George Baker (Liberal Democrats, Chandler's Ford) had not attended a council meeting since 12 June 2025 because of a recurring medical condition. In November 2025, the Administration Committee granted him a dispensation from the six-month attendance rule until 28 February 2026. The council subsequently issued a notice of vacancy for Chandler's Ford on 18 March 2026; the vacancy was filled at the 2026 election alongside the ward's ordinary seat.

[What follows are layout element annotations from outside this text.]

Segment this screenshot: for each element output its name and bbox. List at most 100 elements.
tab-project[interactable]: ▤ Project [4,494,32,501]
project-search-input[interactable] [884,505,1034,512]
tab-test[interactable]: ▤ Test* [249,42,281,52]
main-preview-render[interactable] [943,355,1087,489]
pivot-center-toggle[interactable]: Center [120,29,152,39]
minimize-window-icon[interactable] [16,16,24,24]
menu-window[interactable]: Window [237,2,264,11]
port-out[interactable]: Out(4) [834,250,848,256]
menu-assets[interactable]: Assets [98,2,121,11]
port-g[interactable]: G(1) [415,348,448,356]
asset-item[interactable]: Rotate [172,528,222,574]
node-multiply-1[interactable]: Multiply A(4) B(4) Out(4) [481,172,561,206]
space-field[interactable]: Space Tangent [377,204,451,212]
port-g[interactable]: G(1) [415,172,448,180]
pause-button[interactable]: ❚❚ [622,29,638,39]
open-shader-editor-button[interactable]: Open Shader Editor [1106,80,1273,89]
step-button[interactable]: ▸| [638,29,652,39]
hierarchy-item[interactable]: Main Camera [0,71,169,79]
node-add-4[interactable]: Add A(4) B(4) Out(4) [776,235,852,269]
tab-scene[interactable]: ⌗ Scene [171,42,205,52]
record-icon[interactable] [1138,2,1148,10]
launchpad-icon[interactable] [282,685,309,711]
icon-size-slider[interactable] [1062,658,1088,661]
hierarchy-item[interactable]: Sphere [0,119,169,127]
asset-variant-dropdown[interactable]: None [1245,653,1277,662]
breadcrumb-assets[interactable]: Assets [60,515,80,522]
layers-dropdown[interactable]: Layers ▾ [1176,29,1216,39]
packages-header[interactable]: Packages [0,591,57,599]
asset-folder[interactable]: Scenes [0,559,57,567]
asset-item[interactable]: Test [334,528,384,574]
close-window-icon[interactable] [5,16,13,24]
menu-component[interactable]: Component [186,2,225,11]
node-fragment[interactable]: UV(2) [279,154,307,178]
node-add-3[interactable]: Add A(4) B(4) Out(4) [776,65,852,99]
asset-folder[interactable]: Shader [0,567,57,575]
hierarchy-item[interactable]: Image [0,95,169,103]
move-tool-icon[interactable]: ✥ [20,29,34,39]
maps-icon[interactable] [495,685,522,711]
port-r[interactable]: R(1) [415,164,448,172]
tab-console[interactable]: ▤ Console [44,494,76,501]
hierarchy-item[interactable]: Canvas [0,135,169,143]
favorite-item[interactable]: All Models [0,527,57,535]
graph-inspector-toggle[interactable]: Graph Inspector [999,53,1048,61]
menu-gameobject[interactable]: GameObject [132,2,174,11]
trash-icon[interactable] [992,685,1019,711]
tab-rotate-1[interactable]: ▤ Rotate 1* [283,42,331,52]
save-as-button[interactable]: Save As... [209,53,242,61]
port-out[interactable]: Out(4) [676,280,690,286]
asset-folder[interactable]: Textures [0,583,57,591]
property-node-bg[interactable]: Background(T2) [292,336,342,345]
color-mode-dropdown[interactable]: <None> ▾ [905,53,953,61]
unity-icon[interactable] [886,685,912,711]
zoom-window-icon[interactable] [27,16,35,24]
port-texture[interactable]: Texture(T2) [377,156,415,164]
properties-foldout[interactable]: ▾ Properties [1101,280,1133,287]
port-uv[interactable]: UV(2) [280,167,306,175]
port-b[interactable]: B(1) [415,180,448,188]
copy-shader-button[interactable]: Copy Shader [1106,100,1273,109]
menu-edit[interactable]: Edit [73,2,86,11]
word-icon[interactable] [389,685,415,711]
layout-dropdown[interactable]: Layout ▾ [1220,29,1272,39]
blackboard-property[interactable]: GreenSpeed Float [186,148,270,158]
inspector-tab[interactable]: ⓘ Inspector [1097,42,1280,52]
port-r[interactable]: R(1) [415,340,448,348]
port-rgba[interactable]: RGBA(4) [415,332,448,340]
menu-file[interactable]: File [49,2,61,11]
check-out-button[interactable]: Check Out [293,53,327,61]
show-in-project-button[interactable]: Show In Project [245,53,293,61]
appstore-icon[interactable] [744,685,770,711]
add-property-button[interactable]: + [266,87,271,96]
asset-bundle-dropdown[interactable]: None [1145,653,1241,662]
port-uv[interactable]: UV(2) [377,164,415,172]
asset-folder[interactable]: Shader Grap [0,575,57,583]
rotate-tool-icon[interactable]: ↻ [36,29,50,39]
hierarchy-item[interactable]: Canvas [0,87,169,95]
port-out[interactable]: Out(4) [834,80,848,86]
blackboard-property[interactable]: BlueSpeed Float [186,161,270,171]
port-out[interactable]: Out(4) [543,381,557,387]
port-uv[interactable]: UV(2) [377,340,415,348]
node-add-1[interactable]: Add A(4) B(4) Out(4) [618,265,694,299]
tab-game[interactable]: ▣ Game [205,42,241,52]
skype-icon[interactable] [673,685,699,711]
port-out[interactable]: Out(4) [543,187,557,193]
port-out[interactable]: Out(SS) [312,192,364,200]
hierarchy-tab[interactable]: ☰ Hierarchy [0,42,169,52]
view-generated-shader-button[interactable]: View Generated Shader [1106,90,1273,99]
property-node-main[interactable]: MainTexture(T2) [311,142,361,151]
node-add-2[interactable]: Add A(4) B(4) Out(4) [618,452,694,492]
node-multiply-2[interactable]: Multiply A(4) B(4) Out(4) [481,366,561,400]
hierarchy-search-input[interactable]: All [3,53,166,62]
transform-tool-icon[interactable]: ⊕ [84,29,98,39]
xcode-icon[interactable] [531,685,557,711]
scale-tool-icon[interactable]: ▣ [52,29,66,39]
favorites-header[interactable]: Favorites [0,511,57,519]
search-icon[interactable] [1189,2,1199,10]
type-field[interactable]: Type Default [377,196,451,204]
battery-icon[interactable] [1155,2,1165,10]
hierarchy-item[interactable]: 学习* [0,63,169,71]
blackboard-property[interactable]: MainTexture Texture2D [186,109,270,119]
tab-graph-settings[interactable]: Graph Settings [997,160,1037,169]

Liberal Democrat councillor Cynthia Garton died on 2 May 2026, triggering a by-election in Hedge End South after the 2026 election.

===By-elections===

====Hamble & Netley====

Hamble & Netley by-election: 6 March 2025
| Party |  | Candidate | Votes | % | ±% |
|---|---|---|---|---|---|
|  | Liberal Democrats | Prad Bains | 1,224 | 52.1 | –6.7 |
|  | Reform | Russ Kitching | 542 | 23.1 | N/A |
|  | Conservative | Marley Guthrie | 421 | 17.9 | +3.0 |
|  | Labour | Chris Rogers | 164 | 7.0 | +0.5 |
| Majority |  |  | 682 | 29.0 | –14.9 |
| Turnout |  |  | 2,353 | 29.3 | –3.2 |
| Registered electors |  |  | 8,039 |  |  |
|  | Liberal Democrats hold |  |  |  |  |

The Hamble & Netley by-election was triggered by the resignation of councillor Liz Jarvis, who had been elected as the Member of Parliament for Eastleigh at the 2024 United Kingdom general election.

====Eastleigh Central====

Eastleigh Central by-election: 8 May 2025
| Party |  | Candidate | Votes | % | ±% |
|---|---|---|---|---|---|
|  | Liberal Democrats | Mark Andrew Harding | 1,020 | 46.6 | +9.2 |
|  | Reform | Sukhdev Raj | 611 | 27.9 | +20.0 |
|  | Conservative | Albie Slawson | 149 | 6.8 | −7.0 |
|  | Labour | Zak Southward | 319 | 14.6 | −18.8 |
|  | Independent | Venkhata Priya Varadharajan | 90 | 4.1 | N/A |
| Majority |  |  | 409 | 18.7 |  |
| Turnout |  |  | 2,195 | 28.87 |  |
| Registered electors |  |  | 7,602 |  |  |
|  | Liberal Democrats hold |  |  |  |  |

The Eastleigh Central by-election was triggered by the resignation of councillor Bhavin Dedhia.

====Hedge End South====

Hedge End South: 22 May 2025
| Party |  | Candidate | Votes | % | ±% |
|---|---|---|---|---|---|
|  | Liberal Democrats | John Shepherd | 1,266 | 44.4 | −8.7 |
|  | Conservative | Jerry Hall | 735 | 25.8 | −3.8 |
|  | Reform | Craig Palmer | 728 | 25.5 | N/A |
|  | Labour | Keith Day | 122 | 4.3 | −6.6 |
| Majority |  |  | 531 | 18.6 |  |
| Turnout |  |  | 2,859 | 33.3 |  |
| Registered electors |  |  | 8,589 |  |  |
|  | Liberal Democrats hold |  |  |  |  |

The Hedge End South by-election was triggered by the death of long-serving councillor and former mayor Jane Welsh.